Sermons

Summary: What it means to be adopted as a child of God. The importance of inheritance

Over the last couple of weeks we have been looking at the first chapter of Ephesians and have seen how Christ has won for his believers, and his believers only, some tremendous blessings. We have looked in some detail at the great blessings he gives us of making us both holy and blameless, to stand in heaven before his throne holy and blameless. This week we are moving onto verse five. Here we see that although these two blessings would have been more than enough to make us tremendously privileged, there’s even more. Not only does he make us holy and blameless, he also adopts us into his family. We become his children, and he becomes our father. He makes us sons of God, with all the rights and privileges that that brings. Much of our worship, many of our prayers, songs and in fact our whole identity as Christians revolves around the fact that God is our father. Here Paul is stating that he becomes our father by adoption. It is therefore important that we look at what exactly it means to be adopted as children by God, then we will have a clear view of who we are, who we can be, the privileges that we have and what our final destiny will be. So that is what we will look at this morning.

Nowadays, when we think of adoption, we think primarily of children. Adoption to us is all about children; it is children who get adopted and adults who do the adopting. The role of adults is to become the parents of children who were not biologically theirs. In our society adoption is a means by which children, who for one reason or another are not able to be brought up in the family into which they were born, having a new family and being brought up by people other than their biological father and mother. An adult cannot be legally adopted in the same way that a child can. However, in the time of the writing of the letter to the Ephesians, the situation was quite different: In the Greek and Roman world adoption was not primarily about who brought up a child. It was not devised or set-up primarily as a means for children to be brought-up in new families. Instead it was all about inheritance and family rights. Indeed adults could be adopted just as much as children. An adult man would often be adopted as a son by someone other than his natural father, getting all the privileges that he would have had if he had been naturally born to that Father. He would have a full share in the inheritance and the estate of the Father, alongside any sons who were born into the family. Sons adopted into the family would have exactly the same status as those who were born into it. Wealthy or powerful men would sometimes adopt younger men, often unrelated, who they wished to inherit their wealth or their power. Indeed, several Roman emperors were succeeded by their adopted sons, who they had adopted just so that they could succeed to the throne. As well as joining a new family, they would also be cut off from their old family. These adopted sons received all their inheritance from their adopted fathers, receiving nothing at all from their original fathers, who ceased to have any role in their lives.

Therefore the blessing of adoption as children of God that we get as believers because of what Christ has done has means two different things.

The first thing that the use of the word ‘adoption’ for us becoming God’s children is that we were not naturally children of God. Human beings are not born into the family of God; it is not our natural state to be in his family.

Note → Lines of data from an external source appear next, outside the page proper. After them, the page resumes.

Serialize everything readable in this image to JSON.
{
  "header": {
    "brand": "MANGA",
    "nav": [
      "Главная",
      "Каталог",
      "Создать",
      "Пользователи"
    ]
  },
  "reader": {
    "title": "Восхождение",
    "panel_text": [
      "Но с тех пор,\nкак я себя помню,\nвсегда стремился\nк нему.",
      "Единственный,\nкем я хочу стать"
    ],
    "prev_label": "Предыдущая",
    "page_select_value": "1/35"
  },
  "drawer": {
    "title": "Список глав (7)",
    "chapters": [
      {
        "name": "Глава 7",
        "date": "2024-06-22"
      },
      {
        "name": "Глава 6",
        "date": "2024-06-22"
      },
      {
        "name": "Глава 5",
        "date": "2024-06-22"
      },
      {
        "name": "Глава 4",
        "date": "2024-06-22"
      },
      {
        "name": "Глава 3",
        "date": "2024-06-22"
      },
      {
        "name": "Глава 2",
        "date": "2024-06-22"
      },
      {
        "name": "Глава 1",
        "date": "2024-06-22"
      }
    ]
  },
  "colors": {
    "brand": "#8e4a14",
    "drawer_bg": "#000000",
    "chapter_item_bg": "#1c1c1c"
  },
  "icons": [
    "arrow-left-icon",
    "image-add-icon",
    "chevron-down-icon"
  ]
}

Our natural state, as members of a fallen race, is to be totally separated from him, indeed to be in the family of Satan. While we remain as children of Satan, the inheritance that we get is from our father, Satan, not from God. We will get what he gets.

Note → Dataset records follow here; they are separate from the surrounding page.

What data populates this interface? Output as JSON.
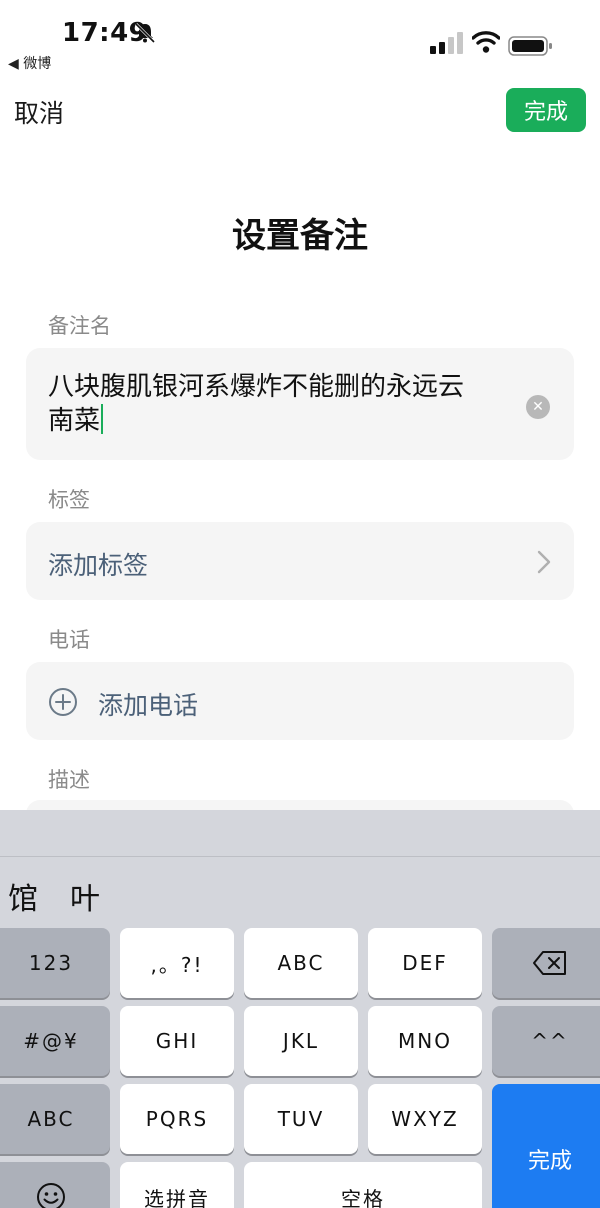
{
  "status_bar": {
    "time": "17:49",
    "back_app": "◀ 微博"
  },
  "nav": {
    "cancel": "取消",
    "done": "完成"
  },
  "page": {
    "title": "设置备注"
  },
  "remark": {
    "label": "备注名",
    "value_line1": "八块腹肌银河系爆炸不能删的永远云",
    "value_line2": "南菜"
  },
  "tags": {
    "label": "标签",
    "placeholder": "添加标签"
  },
  "phone": {
    "label": "电话",
    "add": "添加电话"
  },
  "description": {
    "label": "描述"
  },
  "keyboard": {
    "candidates": [
      "馆",
      "叶"
    ],
    "keys": {
      "k123": "123",
      "punct": ",。?!",
      "abc": "ABC",
      "def": "DEF",
      "symbols": "#@¥",
      "ghi": "GHI",
      "jkl": "JKL",
      "mno": "MNO",
      "emoticon": "^^",
      "abc_switch": "ABC",
      "pqrs": "PQRS",
      "tuv": "TUV",
      "wxyz": "WXYZ",
      "done": "完成",
      "pinyin": "选拼音",
      "space": "空格"
    }
  },
  "colors": {
    "accent_green": "#1aad5a",
    "keyboard_blue": "#1d7cf2",
    "link_gray": "#4b6078"
  }
}
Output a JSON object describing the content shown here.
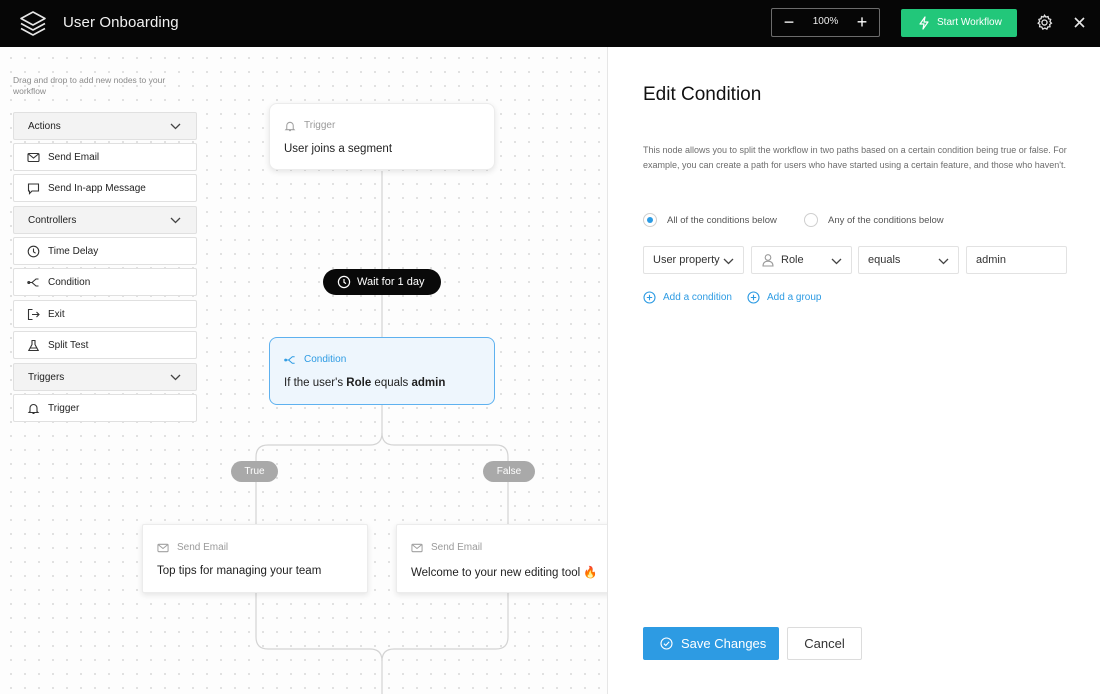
{
  "header": {
    "title": "User Onboarding",
    "zoom": {
      "minus": "−",
      "value": "100%",
      "plus": "+"
    },
    "start_button": "Start Workflow"
  },
  "palette": {
    "hint": "Drag and drop to add new nodes to your workflow",
    "groups": [
      {
        "label": "Actions",
        "items": [
          {
            "label": "Send Email",
            "icon": "mail-icon"
          },
          {
            "label": "Send In-app Message",
            "icon": "message-icon"
          }
        ]
      },
      {
        "label": "Controllers",
        "items": [
          {
            "label": "Time Delay",
            "icon": "clock-icon"
          },
          {
            "label": "Condition",
            "icon": "branch-icon"
          },
          {
            "label": "Exit",
            "icon": "exit-icon"
          },
          {
            "label": "Split Test",
            "icon": "flask-icon"
          }
        ]
      },
      {
        "label": "Triggers",
        "items": [
          {
            "label": "Trigger",
            "icon": "bell-icon"
          }
        ]
      }
    ]
  },
  "flow": {
    "trigger": {
      "type": "Trigger",
      "text": "User joins a segment"
    },
    "wait": "Wait for 1 day",
    "condition": {
      "type": "Condition",
      "prefix": "If the user's",
      "field": "Role",
      "op": "equals",
      "value": "admin"
    },
    "true_label": "True",
    "false_label": "False",
    "email_true": {
      "type": "Send Email",
      "text": "Top tips for managing your team"
    },
    "email_false": {
      "type": "Send Email",
      "text": "Welcome to your new editing tool 🔥"
    }
  },
  "panel": {
    "title": "Edit Condition",
    "description": "This node allows you to split the workflow in two paths based on a certain condition being true or false. For example, you can create a path for users who have started using a certain feature, and those who haven't.",
    "match_all": "All of the conditions below",
    "match_any": "Any of the conditions below",
    "selected_match": "all",
    "rule": {
      "source": "User property",
      "property": "Role",
      "operator": "equals",
      "value": "admin"
    },
    "add_condition": "Add a condition",
    "add_group": "Add a group",
    "save": "Save Changes",
    "cancel": "Cancel"
  },
  "colors": {
    "accent": "#2d9be3",
    "start_green": "#22c77a",
    "header_bg": "#060606"
  }
}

The second thing is that, although we were not born as children of God, after our adoption we become his children just as if we had been. After our adoption we have all the privileges of his children, including inheritance, that includes sharing with Christ in his eternal kingdom, we become princes and princesses of the kingdom of heaven. Not just distant subjects remote from the source of power in the Kingdom. When we think of privileged beings in the kingdom of God, we sometimes think of angels. However what we get is far more than the angels get: Their role, although close to God, is not of being children, but of being servants. They are not part of the family and do not share in the inheritance. Our inheritance becomes no longer that of the kingdom of Satan, but if the kingdom of God. We get eternal life in the kingdom of God, we get the riches and the joys that Jesus gets. We share with Jesus in his eternal and everlasting glory. Nearly everything that he gets, we get as well.